Last week, I had my second colonoscopy in about three years.
Colonoscopies are recommended starting at age 50 for the majority of people, but this can occur at earlier ages if there are gastrointestinal problems or a personal or family history that would suggest the need for the test.
I personally find the colonoscopy to be a pretty antiquated procedure. With all the medical technology that we have these days, still the only way to conduct this test is to liquify your shit, and then have a camera stuck up your ass. Yes, this is a shitty subject, I know.
And having to have a test that is normally recommended for people two and a half times my age makes me feel rather…well…abnormal…and old. For me, it seems that this test, along with so many others – which most people can avoid for most of their lives and have only occasionally – has become “normal maintenance” for me.
I can’t tell you how many times I’ve been told that I’m too young for this, for having lupus and rheumatoid arthritis, for needing colonoscopies, the whole bit. And the response that I give in my head is that I’m clearly not too young since it’s happening to me.
One of the biggest misconceptions of arthritis in general, and rheumatoid arthritis in particular, is that it is a disease of old people. That was my thinking until I got diagnosed with the disease. But this is absolutely not true. Rheumatoid arthritis, while most common during middle age, can occur at any age.
On the other hand, osteoarthritis is a disease that is primarily related to age, sometimes occurring before age 55, but mostly occurring after that age. It is thought that after the age of 70, most people have some signs and symptoms of osteoarthritis.
It is sort of hard to argue with the age argument, especially when there are some days where I literally feel like what I imagine it feels like to be 80 years old. But the bottom line is that this line of thinking has been pervasive, and has come to embody the mythology around this disease.
I’ve gotten used to being the youngest in the waiting room at all of my specialist appointments. I’ve even gotten used to the looks from hospital workers and personnel, when I tell them my age and diagnoses.
I’ve also gotten used to them using the pediatric blood pressure cuff, the pediatric scope from my colonoscopy (sorry if that’s TMI), getting a pediatric nurse to draw blood and insert IVs, and getting prescribed the pediatric doses of my medications. This is an interesting contrast to feeling like I have a disease of old people when I have to fight to be treated my age.

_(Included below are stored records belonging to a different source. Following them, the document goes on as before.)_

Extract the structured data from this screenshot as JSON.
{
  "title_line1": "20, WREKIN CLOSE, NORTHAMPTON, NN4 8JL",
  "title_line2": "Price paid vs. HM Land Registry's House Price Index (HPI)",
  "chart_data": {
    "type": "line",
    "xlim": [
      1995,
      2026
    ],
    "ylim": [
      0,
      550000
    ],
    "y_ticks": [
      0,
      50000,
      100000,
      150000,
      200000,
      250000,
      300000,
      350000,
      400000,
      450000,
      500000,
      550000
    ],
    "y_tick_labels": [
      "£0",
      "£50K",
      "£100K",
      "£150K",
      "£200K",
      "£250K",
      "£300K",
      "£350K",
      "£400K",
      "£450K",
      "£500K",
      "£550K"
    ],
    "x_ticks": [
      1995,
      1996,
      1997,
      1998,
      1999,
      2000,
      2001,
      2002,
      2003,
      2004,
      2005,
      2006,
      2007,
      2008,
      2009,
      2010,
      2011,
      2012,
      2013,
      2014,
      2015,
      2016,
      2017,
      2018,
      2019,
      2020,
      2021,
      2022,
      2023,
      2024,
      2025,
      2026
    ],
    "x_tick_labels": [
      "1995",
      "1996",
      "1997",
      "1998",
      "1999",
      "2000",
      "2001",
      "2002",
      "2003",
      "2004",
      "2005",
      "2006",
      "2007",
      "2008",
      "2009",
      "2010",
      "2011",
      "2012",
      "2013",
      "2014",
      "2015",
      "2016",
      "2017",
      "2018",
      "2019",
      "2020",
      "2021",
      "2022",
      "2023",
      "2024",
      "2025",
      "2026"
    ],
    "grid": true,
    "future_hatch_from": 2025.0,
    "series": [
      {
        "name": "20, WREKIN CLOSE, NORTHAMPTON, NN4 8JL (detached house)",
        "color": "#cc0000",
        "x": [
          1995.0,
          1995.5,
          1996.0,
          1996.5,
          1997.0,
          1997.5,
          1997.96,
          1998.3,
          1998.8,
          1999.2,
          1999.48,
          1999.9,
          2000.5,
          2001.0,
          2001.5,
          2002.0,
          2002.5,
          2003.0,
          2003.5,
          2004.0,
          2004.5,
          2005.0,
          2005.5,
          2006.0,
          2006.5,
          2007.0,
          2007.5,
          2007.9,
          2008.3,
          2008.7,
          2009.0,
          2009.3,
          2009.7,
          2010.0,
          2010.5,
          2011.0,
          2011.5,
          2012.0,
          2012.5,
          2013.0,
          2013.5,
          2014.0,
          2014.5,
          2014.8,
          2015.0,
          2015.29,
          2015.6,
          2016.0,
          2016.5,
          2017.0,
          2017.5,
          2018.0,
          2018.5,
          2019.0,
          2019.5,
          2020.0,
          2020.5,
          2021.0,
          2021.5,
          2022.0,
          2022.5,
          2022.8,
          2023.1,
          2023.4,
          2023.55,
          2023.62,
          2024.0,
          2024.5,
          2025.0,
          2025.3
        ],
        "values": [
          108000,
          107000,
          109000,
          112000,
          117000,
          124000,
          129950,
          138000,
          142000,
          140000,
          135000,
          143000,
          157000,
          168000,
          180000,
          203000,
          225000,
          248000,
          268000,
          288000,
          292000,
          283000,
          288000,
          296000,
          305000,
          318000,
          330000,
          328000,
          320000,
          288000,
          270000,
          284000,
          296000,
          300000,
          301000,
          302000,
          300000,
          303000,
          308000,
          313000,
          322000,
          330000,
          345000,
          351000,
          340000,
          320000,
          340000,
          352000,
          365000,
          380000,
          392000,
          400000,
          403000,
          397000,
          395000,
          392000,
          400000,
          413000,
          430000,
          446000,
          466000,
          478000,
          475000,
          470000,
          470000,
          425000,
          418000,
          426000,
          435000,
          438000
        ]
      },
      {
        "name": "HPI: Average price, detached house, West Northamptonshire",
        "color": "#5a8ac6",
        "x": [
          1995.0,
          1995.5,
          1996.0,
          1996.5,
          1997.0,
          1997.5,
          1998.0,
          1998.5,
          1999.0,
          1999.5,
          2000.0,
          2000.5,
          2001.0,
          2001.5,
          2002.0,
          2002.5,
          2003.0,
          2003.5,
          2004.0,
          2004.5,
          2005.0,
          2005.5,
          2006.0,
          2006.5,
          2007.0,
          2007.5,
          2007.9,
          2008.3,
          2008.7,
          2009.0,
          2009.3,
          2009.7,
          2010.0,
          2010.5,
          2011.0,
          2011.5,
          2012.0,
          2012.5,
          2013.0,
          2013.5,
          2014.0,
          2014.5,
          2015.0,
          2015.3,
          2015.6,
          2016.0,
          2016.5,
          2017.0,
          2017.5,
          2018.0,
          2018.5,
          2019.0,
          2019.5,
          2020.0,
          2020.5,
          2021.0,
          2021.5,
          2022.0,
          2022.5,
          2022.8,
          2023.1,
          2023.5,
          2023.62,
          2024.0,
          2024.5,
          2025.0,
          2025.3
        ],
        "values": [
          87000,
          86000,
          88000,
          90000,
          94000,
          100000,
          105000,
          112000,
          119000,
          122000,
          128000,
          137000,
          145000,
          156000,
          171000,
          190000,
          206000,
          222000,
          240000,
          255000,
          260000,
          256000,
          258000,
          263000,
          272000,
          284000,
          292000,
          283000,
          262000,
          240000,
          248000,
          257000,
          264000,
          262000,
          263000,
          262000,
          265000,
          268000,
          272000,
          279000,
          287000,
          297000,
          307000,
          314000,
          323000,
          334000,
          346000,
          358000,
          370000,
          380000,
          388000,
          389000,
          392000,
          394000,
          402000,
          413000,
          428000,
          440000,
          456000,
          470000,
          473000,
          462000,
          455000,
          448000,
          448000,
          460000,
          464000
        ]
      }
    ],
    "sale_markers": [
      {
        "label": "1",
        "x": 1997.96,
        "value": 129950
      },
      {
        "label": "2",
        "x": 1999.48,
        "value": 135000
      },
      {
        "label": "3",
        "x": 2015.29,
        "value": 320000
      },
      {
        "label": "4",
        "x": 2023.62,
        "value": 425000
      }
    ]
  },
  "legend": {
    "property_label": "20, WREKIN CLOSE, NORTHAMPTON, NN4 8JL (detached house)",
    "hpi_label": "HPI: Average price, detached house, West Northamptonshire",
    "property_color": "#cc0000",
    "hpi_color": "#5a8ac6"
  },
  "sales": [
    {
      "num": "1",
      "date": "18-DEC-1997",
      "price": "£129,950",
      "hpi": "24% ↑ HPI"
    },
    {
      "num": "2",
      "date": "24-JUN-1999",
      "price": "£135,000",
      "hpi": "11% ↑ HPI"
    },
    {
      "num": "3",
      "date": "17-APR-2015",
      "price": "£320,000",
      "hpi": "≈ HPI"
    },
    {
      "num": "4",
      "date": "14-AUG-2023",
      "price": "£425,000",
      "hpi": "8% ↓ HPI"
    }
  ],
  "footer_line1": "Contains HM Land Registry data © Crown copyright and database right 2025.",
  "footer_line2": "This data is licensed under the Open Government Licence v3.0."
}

While age is just a number, it certainly impacts the way people are treated within the medical realm. And that’s the other thing that makes me feel old. From a sociological perspective, I’m a drain on scarce resources, especially when compared to my healthy counterparts. And it makes me wonder what the future will hold, and how much more resources I will need as I age, and deal with the normal declines that tend to come with getting older.
One scary thing about changes in healthcare is the oft discussed idea of letting old people die and rationing scarce resources for the younger age cohorts. Older people tend to need a disproportionate amount of resources, especially near the end of life (see Fries 2005 ).
So for those of us who are young and chronically ill – even though we might have diseases considered common in “old people” – we are going to be using medical resources for an extended period of time, meaning that our medical care will more closely approximate that of older adults as opposed to people our own age.